What Campbell found was surprising: Stahelski and Kolstad, both former stuntmen, asked for the violence to be stripped down, understated and “totally real.” “They wanted us to dial it all back [using] just a little blood mist and muzzle flashes,” he says. “These are stunt guys, right? They claim they have seen all these effects before. They’ve witnessed broken limbs, gunshots. They’d sometimes catch us and say: ‘that’s not what a gunshot looks like,’ or ‘No, the limbs shouldn’t break like that.”

One of the striking things about the “John Wick” movies, including “John Wick: Chapter 3 — Parabellum,” which Lionsgate released May 17, is this commitment to authenticity when much of what happens in the films is over-the-top. The violence in the “John Wick” series is often brutal, as Keanu Reeves, playing the titular hit man, cruises the streets on quests of ruthless vengeance. But even at its most extreme, the VFX artists and the directors treat the look of the violence with the utmost consideration.

Popular on Variety

Rob Nederhorst, VFX supervisor on “Parabellum,” worked closely with director Chad Stahelski to achieve a style tempered with truth. According to Nederhorst, Stahelski’s devotion to authenticity never flagged. “If Chad could do the whole movie for real and actually do this to people for real, he would,” Nederhorst says. “It’s authentic. That’s what he wants.”

One of the most memorable set pieces in the third film involves a gang of hit men squaring off against Wick and throwing an array of deadly knives. Though the kills in the scene are bloody and brutal, it’s all done with seamless CGI. “Any time you see a knife being thrown, it’s a digital knife,” Nederhorst explains. The crew shot reference footage of Reeves throwing knives at the camera, and then composited them into shots to suggest spectacular damage. “Obviously when we stab knives into people’s heads, chests, bodies, arms or crotches, it’s digital,” Nederhorst says. “There are digital knives everywhere. It’s amazing.”

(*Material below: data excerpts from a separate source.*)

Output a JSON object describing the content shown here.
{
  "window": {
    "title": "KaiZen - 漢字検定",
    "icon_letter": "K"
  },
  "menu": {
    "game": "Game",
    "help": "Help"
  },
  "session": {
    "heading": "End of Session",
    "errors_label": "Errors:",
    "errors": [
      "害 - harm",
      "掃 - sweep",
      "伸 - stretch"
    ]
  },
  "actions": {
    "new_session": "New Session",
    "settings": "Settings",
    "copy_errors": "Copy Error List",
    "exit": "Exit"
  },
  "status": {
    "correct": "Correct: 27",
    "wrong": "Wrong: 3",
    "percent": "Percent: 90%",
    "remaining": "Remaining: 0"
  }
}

In scenes such as this, says Nederhorst, the key is not being able to notice the CGI: “I want everything I do to be as invisible as possible,” he says, “so it never takes you out of the film.”

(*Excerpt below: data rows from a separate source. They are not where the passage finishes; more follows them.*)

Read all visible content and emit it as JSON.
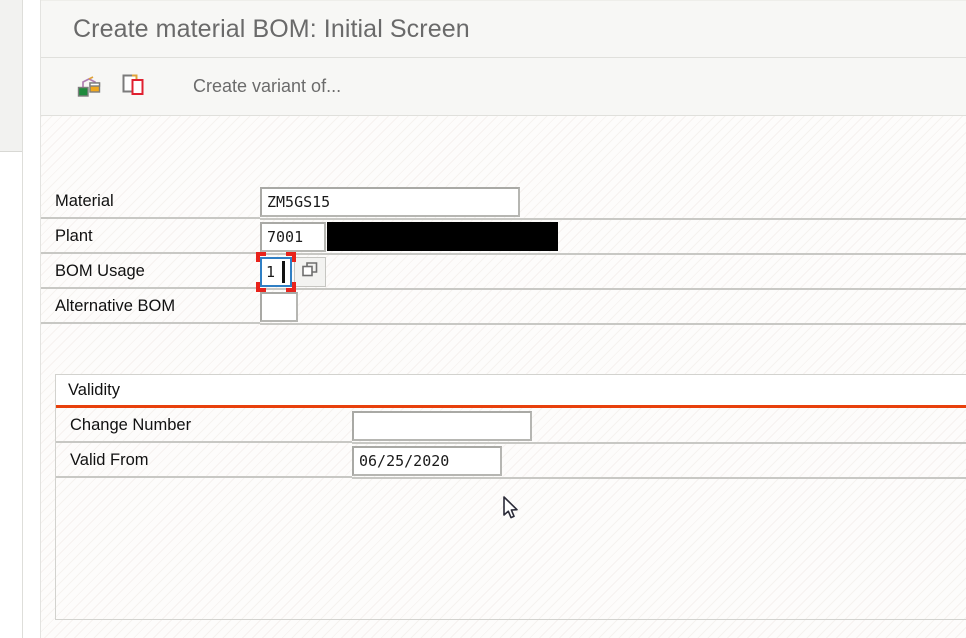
{
  "window": {
    "title": "Create material BOM: Initial Screen"
  },
  "toolbar": {
    "items": [
      {
        "name": "bom-structure-icon",
        "tooltip": "Display BOM structure"
      },
      {
        "name": "copy-icon",
        "tooltip": "Copy"
      }
    ],
    "create_variant_label": "Create variant of..."
  },
  "form": {
    "fields": [
      {
        "label": "Material",
        "value": "ZM5GS15",
        "placeholder": ""
      },
      {
        "label": "Plant",
        "value": "7001",
        "placeholder": "",
        "redacted_description": true
      },
      {
        "label": "BOM Usage",
        "value": "1",
        "placeholder": "",
        "focused": true,
        "highlighted": true,
        "has_search_help": true
      },
      {
        "label": "Alternative BOM",
        "value": "",
        "placeholder": ""
      }
    ]
  },
  "validity": {
    "title": "Validity",
    "fields": [
      {
        "label": "Change Number",
        "value": "",
        "placeholder": ""
      },
      {
        "label": "Valid From",
        "value": "06/25/2020",
        "placeholder": ""
      }
    ]
  },
  "colors": {
    "accent_orange": "#e8400c",
    "highlight_red": "#e8231c",
    "focus_blue": "#2f7fc4",
    "title_gray": "#6a6a6a",
    "canvas": "#fdfcfb"
  }
}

Stahelski and Kolstad have used this approach from the beginning.

“A lot of times when you’re doing special effects for action movies, when someone gets shot, the blood explodes out toward you, toward the camera,” says Kirk Brillon, who was visual effects supervisor on 2017’s “John Wick: Chapter 2.” “But when you’re actually shot by a bullet, the blood’s coming out the back.”

That means that all the gore and viscera “is mostly hidden by the body,” Campbell notes. The “John Wick” movies are true to this detail. “The blood’s gonna be there,” Campbell says, “but it’s gonna be subtle, and it’s gonna be behind them.” 

This requires VFX artists like Nederhorst, Campbell and Brillon to get creative. Campbell recalls having to put a lot of effort into the blood mist, which spurts out from victims in a little cloud, as well as the exit wounds, which they expand digitally. For the most realistic look, the artists favor shooting fake blood on a black or green screen “so we can isolate it and add it to the film,” explains Campbell, who keeps syringes of fake blood in his office. “Sometimes I’ll just squirt it in the air and add it to a shot,” he says. Adds Brillon: “Blood days are my favorite days on set.”

Campbell points out that in a film as stylish as “John Wick,” depicting gunshots to the head are a particular challenge to VFX artists. Brains exploding out of a skull might “end up looking like worms,” while the bursts of blood can have “bad highlight matching” that makes the result look far too “candy-colored” on-screen.

Brillon says the most important thing to avoid when making blood effects is comparisons to the battle scene in comedy classic “Monty Python and the Holy Grail,” in which a knight’s limbs are all lopped off and blood gushes out even as the character diminishes the severity of his injuries. “‘It’s just a flesh wound!’ Brillon says, quoting the film. “You want to avoid that.”